Submitted by Frederic Marand on

At long last, I've moved the OSInet sites from shared hosting to a VDS over the 4-day Xmas period, and overall it went well.

However, with new users (dare I say bots ?) eager to refresh the site after a few hours offline, I soon had to stand about 20 hits/sec, which proved to be a bit too much on this small VDS. So I enlisted the help of APC, just like the drupal.org sysops do, and like I do on the group's intranet servers and it went really faster.

Except after a few minutes, I eventually entered the true realm of winter holidays: pure white screens, without any text on them. Also known as White Screen Of Death to the Drupal community.

The apc.php dashboard supplies with APC gave some very interesting insight into what was happening: it helped tune APC and even Apache by reducing most of the default parameters to fit them to such a smallish server, until I managed to reduce them. The most interesting point, if you track this, appears when the cache fills up: at some point, it empties the entries above the TTL duration, ready for reallocation... and one can find the site with 0 item in cache, and still a full cache on the stats !

I haven't looked into the APC code yet, but i noticed this appeared to be point at which WSODs manifested themselves, even though the server still had available RAM. Pending further examination, I suspect this means the entry lifetime set in apc.ttl has expired, but the garbage collection defined by apc.gc_ttl hasn't run yet. This one seems to be fixed at 3600, whatever it is set to in php.init, although its reference describes it as being settable there. Looks like mucho debug ahead !

Restarting Apache clears the problem, luckily, as we've learnt from the day-to-day operation of drupal.org, but I hope to find a better solution.

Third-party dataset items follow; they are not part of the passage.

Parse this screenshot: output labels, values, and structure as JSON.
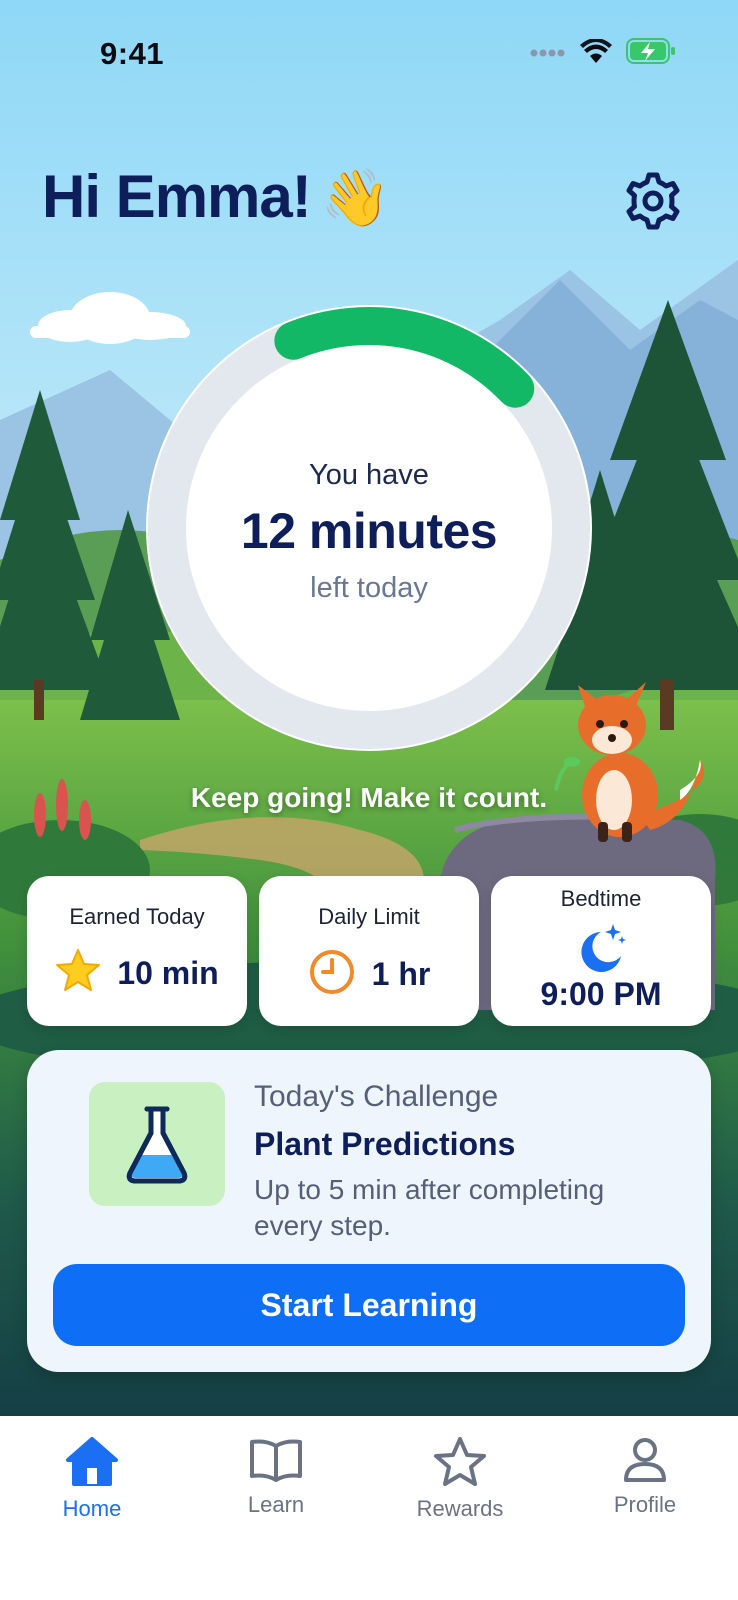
{
  "status_bar": {
    "time": "9:41",
    "icons": [
      "signal-dots-icon",
      "wifi-icon",
      "battery-charging-icon"
    ]
  },
  "header": {
    "greeting": "Hi Emma!",
    "wave_emoji": "👋",
    "settings_icon": "gear-icon"
  },
  "timer": {
    "prefix": "You have",
    "remaining": "12 minutes",
    "suffix": "left today",
    "progress_fraction": 0.19,
    "progress_color": "#12b866",
    "track_color": "#e3e8ef"
  },
  "encouragement": "Keep going! Make it count.",
  "stats": [
    {
      "label": "Earned Today",
      "value": "10 min",
      "icon": "star-icon"
    },
    {
      "label": "Daily Limit",
      "value": "1 hr",
      "icon": "clock-icon"
    },
    {
      "label": "Bedtime",
      "value": "9:00 PM",
      "icon": "moon-stars-icon"
    }
  ],
  "challenge": {
    "kicker": "Today's Challenge",
    "title": "Plant Predictions",
    "description": "Up to 5 min after completing every step.",
    "icon": "flask-icon",
    "button_label": "Start Learning"
  },
  "tabs": [
    {
      "label": "Home",
      "icon": "home-icon",
      "active": true
    },
    {
      "label": "Learn",
      "icon": "book-icon",
      "active": false
    },
    {
      "label": "Rewards",
      "icon": "star-outline-icon",
      "active": false
    },
    {
      "label": "Profile",
      "icon": "person-icon",
      "active": false
    }
  ],
  "colors": {
    "accent": "#0f6ef6",
    "heading": "#0e1e5b",
    "active_tab": "#1a6ff2"
  }
}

If you're using mod_php and APC, once you get the WSOD, you'll notice in Apache's error log that Apache segfaults for every PHP page requested. On my server, this can happen once every 1-2 weeks or sometimes it happens multiple times a day. It has been a long time bug in mod_php + any PHP accelerator, and as far as I know, there is no fix for it. You can get around it by using something like this script, or you can switch to php via fastcgi, which causes no problems with PHP op-code caching.